Jean Cocteau lieferte den Anstoß, ein Proteus unter den Künstlern des 20. Jahrhunderts, dessen Werk vielen fremd ist (und stets war). Sein Geist offenbart sich nicht allein im Werk, seinen Bildern, Filmen und Dichtungen. Ebenfalls in und an den Orten, wo er gelebt hat, und denen, die er gestaltet hat. »So ist meine Serie auch ein Suchen, ein Erforschen von der Gegend, wo Jean Cocteau seine letzten Jahre verbracht hat, aber meine Beobachtungen sind nicht so direkt … eigentlich gibt es sie gar nicht, meine Suche forscht nach etwas, von dem ich nicht weiß, ob es existiert. So laufe ich in dieser fremden und dennoch so vertrauten Gegend herum«, schreibt die Künstlerin in ihren Begleitnotizen. Auch wenn die Realität den Bildern der Fotografie immer ihre Spur einprägt, erschöpft sich der Umgang mit dem Medium längst nicht mehr in der Darstellung des Sichtbaren. Die Wirklichkeit der modernen fotografischen Bilder schließt das Terrain des Nicht-Sichtbaren ein. Was nichtsdestoweniger spürbar ist und vorhanden. So ist es das Phänomen der Suche, das die »Atmosphäre« (Gernot Böhme oder Michael Ballhaus) der Bildserie erfüllt, vielleicht der Suche nach dem Eigenen im Fremden, vielleicht einem Ungefähren, das nie bewusst wird.

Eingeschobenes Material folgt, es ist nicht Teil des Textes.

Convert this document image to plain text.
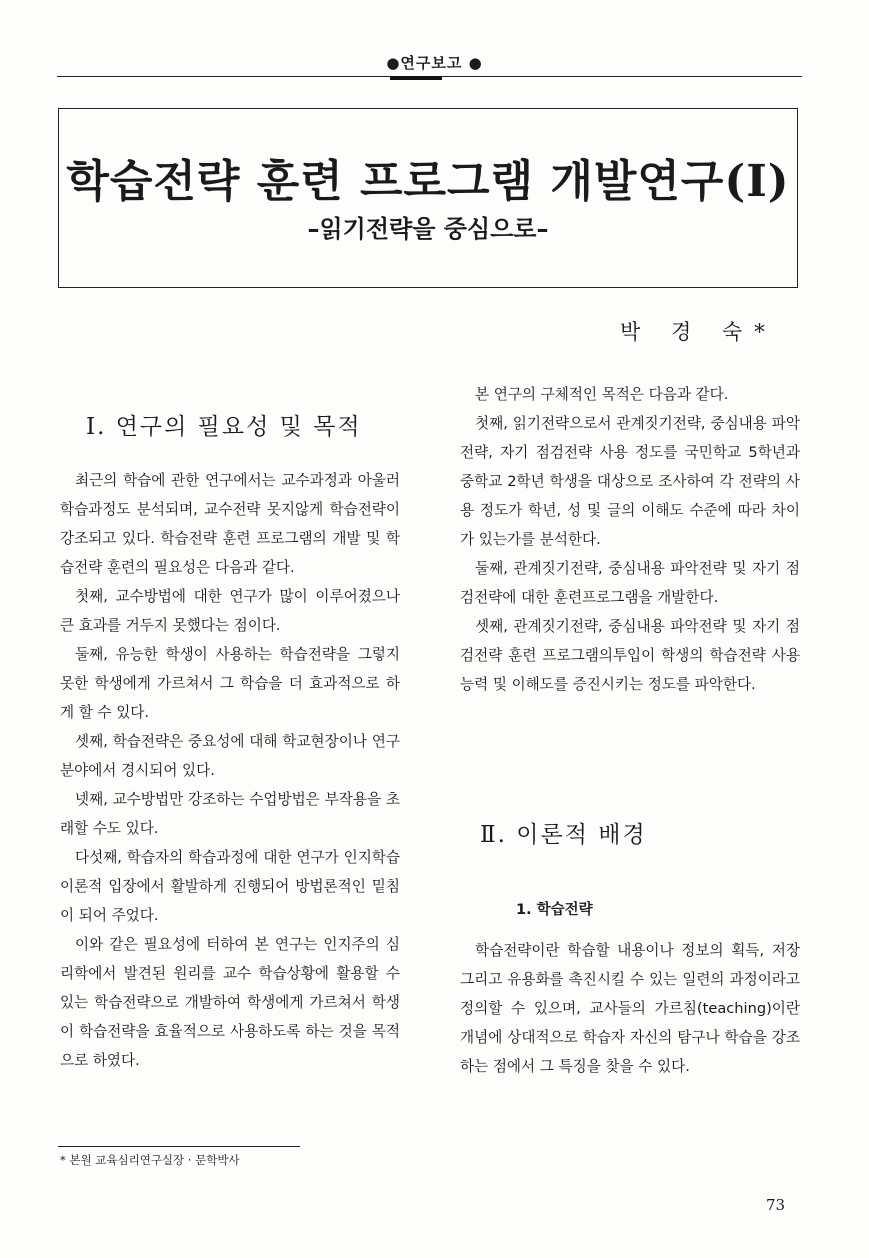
●연구보고 ●
학습전략 훈련 프로그램 개발연구(Ⅰ)
–읽기전략을 중심으로–
박 경 숙*
Ⅰ. 연구의 필요성 및 목적

최근의 학습에 관한 연구에서는 교수과정과 아울러 학습과정도 분석되며, 교수전략 못지않게 학습전략이 강조되고 있다. 학습전략 훈련 프로그램의 개발 및 학습전략 훈련의 필요성은 다음과 같다.

첫째, 교수방법에 대한 연구가 많이 이루어졌으나 큰 효과를 거두지 못했다는 점이다.

둘째, 유능한 학생이 사용하는 학습전략을 그렇지 못한 학생에게 가르쳐서 그 학습을 더 효과적으로 하게 할 수 있다.

셋째, 학습전략은 중요성에 대해 학교현장이나 연구분야에서 경시되어 있다.

넷째, 교수방법만 강조하는 수업방법은 부작용을 초래할 수도 있다.

다섯째, 학습자의 학습과정에 대한 연구가 인지학습 이론적 입장에서 활발하게 진행되어 방법론적인 밑침이 되어 주었다.

이와 같은 필요성에 터하여 본 연구는 인지주의 심리학에서 발견된 원리를 교수 학습상황에 활용할 수 있는 학습전략으로 개발하여 학생에게 가르쳐서 학생이 학습전략을 효율적으로 사용하도록 하는 것을 목적으로 하였다.

본 연구의 구체적인 목적은 다음과 같다.

첫째, 읽기전략으로서 관계짓기전략, 중심내용 파악전략, 자기 점검전략 사용 정도를 국민학교 5학년과 중학교 2학년 학생을 대상으로 조사하여 각 전략의 사용 정도가 학년, 성 및 글의 이해도 수준에 따라 차이가 있는가를 분석한다.

둘째, 관계짓기전략, 중심내용 파악전략 및 자기 점검전략에 대한 훈련프로그램을 개발한다.

셋째, 관계짓기전략, 중심내용 파악전략 및 자기 점검전략 훈련 프로그램의투입이 학생의 학습전략 사용 능력 및 이해도를 증진시키는 정도를 파악한다.

Ⅱ. 이론적 배경
1. 학습전략

학습전략이란 학습할 내용이나 정보의 획득, 저장 그리고 유용화를 촉진시킬 수 있는 일련의 과정이라고 정의할 수 있으며, 교사들의 가르침(teaching)이란 개념에 상대적으로 학습자 자신의 탐구나 학습을 강조하는 점에서 그 특징을 찾을 수 있다.

* 본원 교육심리연구실장 · 문학박사
73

Davon vermitteln die Bilder eine Ahnung. Ihre ausgefeilte Inszenierung und die Farbe mit dominant kühlen Blau- und Grüntönen. Was sich vor den Augen der Betrachter abspielt, ist keine Darstellung außerhalb ihres Horizontes, sondern bezieht sie unmittelbar in das Geschehen ein und hält sie zugleich auf Distanz. Eines Geschehens ohne narrative Struktur und chronologische Ordnung. Die mysteriöse Frau im blauen Kleid (ver)führt sie.

Die Bildfolge von Delia Keller gibt in dem, was sie zur Erscheinung bringt, etwas wieder, das die Dinge nicht sind. Weder in inhaltlicher noch in struktureller Hinsicht. Den Umstand hat Gottfried Böhm als »ikonische Differenz« charakterisiert. Mehrere Schichten des Wirklichen durchdringen sich. Mehrere Perspektiven und Zeit-Ebenen. Während in Michelangelo Antonionis Meisterwerk »L’Avventura« die Suche nach einer plötzlich verschwundenen Frau die Geschichte bestimmt, ist es hier eine unbestimmte Suche ohne spezifisches Zentrum. Es ist, als lege sich unversehens die Bildaura des Italieners, gefiltert durch die Sicht der Deutschen, über die Orte Cocteaus. Delia Keller spart dessen Bilderwelt fast vollständig aus, und kommt dennoch seinen Imaginationen näher als alle Illustrationen. Doppelte Verfremdung: Sie steigert das Statische des Fotografischen derart, dass ihre Bilder die Grenzen der Fotografie zum Film überspringen und dennoch eminent fotografisch bleiben: Auf der Suche nach den »Zeit-Bilder(n)« im Sinne Gilles Deleuzes.